Faiz hassasiyeti nedeniyle geleneksel sigorta ürünlerine mesafeli yaklaşan vatandaşlara yönelik “katılım sigortacılığı”nı finans sistemine kazandırmak için çalışma başlatıldı.
Cumhurbaşkanı Recep Tayyip Erdoğan’ın daha önce gündeme getirdiği katılım sigortacılığına ilişkin Hazine Müsteşarlığı’nca yapılan mevzuat çalışmalarında da son aşamaya gelindiği bildirildi. Ortak risk paylaşımı ile dayanışma esaslarına dayanan ve “tekafül” olarak adlandırılan katılım sigortacılığının dünyada son yıllarda önemli gelişmeler gösterdiği ifade ediliyor. Türkiye açısından da yeni finansal enstrümanlar arasında sayılan bu sistem, sigorta piyasasının çeşitlendirilmesi ve derinlik kazandırılması bağlamında yakından takip ediliyor.
ORTAK RİSK PAYLAŞIMI İLE DAYANIŞMA
Konuya ilişkin açıklamalarda bulunan Başbakan Yardımcısı Mehmet Şimşek, katılım sigortacılığında sigortalıların kendi tazminat taleplerinin ve diğer katılımcıların tazminat taleplerinin karşılanmasını teminen oluşturulan fona katkıda bulunduklarını belirtti. Şimşek, söz konusu fonun sigortacılık faaliyeti yapmasına izin verilmiş bir sigorta şirketi tarafından yönetildiği ve ortak risk paylaşımı ile dayanışma esaslarına dayandığını kaydetti. Şimşek, risk transferi esasına dayanan geleneksel sigorta sisteminden farklı olarak risk paylaşımına dayanan katılım sigortacılığı sisteminde, katılımcıların ödediği primlerin sigorta şirketine ait olmadığına dikkati çekti.

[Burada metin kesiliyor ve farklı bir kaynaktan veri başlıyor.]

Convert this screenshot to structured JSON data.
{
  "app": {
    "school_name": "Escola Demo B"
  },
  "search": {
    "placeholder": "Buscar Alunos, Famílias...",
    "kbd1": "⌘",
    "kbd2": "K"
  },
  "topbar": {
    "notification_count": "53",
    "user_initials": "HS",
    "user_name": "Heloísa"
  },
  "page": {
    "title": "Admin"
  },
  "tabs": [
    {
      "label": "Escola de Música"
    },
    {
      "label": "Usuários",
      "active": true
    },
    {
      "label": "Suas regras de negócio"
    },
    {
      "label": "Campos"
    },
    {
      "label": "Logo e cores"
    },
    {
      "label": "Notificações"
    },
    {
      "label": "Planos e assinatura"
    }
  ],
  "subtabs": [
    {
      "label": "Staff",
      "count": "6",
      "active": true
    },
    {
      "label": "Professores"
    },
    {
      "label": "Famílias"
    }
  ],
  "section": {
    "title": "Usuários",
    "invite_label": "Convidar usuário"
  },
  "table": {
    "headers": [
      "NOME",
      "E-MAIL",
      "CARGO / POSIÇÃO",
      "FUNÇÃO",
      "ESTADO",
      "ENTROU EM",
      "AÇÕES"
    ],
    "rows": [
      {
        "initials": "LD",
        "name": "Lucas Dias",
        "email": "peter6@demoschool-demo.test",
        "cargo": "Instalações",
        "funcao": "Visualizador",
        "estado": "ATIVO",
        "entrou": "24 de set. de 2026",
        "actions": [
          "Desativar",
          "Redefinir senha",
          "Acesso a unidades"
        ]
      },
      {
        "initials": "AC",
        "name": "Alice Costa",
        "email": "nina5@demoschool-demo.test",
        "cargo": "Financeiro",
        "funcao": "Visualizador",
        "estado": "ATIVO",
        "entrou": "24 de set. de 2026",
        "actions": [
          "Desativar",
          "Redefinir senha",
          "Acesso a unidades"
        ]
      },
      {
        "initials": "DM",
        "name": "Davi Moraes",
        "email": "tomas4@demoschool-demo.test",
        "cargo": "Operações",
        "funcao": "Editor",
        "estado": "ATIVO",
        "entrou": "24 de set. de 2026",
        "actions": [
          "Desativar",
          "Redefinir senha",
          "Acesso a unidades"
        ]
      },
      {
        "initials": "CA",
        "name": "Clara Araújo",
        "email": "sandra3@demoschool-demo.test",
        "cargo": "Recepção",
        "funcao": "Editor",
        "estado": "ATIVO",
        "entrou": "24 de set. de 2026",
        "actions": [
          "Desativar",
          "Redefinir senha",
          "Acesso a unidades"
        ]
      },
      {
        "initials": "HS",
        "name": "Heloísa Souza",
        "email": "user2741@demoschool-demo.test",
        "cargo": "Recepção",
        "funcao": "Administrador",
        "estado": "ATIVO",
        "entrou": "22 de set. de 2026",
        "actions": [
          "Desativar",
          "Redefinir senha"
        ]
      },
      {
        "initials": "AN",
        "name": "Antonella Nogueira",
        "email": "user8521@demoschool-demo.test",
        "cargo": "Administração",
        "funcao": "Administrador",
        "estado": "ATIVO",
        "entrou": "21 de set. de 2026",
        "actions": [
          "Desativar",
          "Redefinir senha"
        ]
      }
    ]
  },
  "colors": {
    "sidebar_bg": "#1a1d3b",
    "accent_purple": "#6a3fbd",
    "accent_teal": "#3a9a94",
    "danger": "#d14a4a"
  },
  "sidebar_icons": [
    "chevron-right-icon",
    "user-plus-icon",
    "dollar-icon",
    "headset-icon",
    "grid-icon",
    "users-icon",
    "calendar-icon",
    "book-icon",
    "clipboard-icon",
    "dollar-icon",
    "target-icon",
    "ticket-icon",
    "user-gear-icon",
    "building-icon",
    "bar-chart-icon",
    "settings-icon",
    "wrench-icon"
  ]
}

Başbakan Yardımcısı Şimşek, sistemin işleyişine ilişkin şu bilgileri aktardı: “İlgili katılımcının zararı söz konusu risk fonu tarafından karşılanır. Katılım sigorta şirketi, katılımcılara ait olan bu risk fonunun sigortacılık ve katılım ilkelerine uygun olarak yönetiminden sorumlu olup, sunmuş olduğu bu hizmet karşılığı, önceden belirlenmiş meblağ üzerinden yönetim ücreti alır."
2023'TE 30 MİLYAR TL HACME ULAŞIR
Son yıllarda katılım sigortacılığı uygulamalarının ivme kazandığı Türkiye’de hali hazırda 8 sigorta şirketinin katılım ürünleri sunduğunu anlatan Başbakan Yardımcısı Mehmeh Şimşek, bunun yanında, yerli ve yabancı birçok yatırımcının katılım sigortacılığı iştahının gözlendiğini söyledi. Katılım bankacılığının 2025 yılında yüzde 15 pazar payına ulaşması hedefi olduğunu hatırlatan Şimşek, şunları kaydetti: “2023 için katılım sigortacılığının payını yüzde 10 olarak hedefliyoruz. Sektörün 2023 yılında Bireysel Emeklilik Sistemi ve Otomatik Katılım Sisteminde 180 milyar lira fon oluşturmasını beklerken, sigortacılık ürünlerinde ise prim üretiminin 120 milyar liraya ulaşmasını bekliyoruz. Bu durumda, 2023 yılında 300 milyar liralık prim ve fon büyüklüğünün yaklaşık 30 milyar liralık kısmının katılım sigortacılığı ve emekliliği ürünlerinden oluşacağını tahmin ediyoruz. Bu noktada, İstanbul Finans Merkezinin pozitif bir etki yapabileceğini düşünüyoruz.”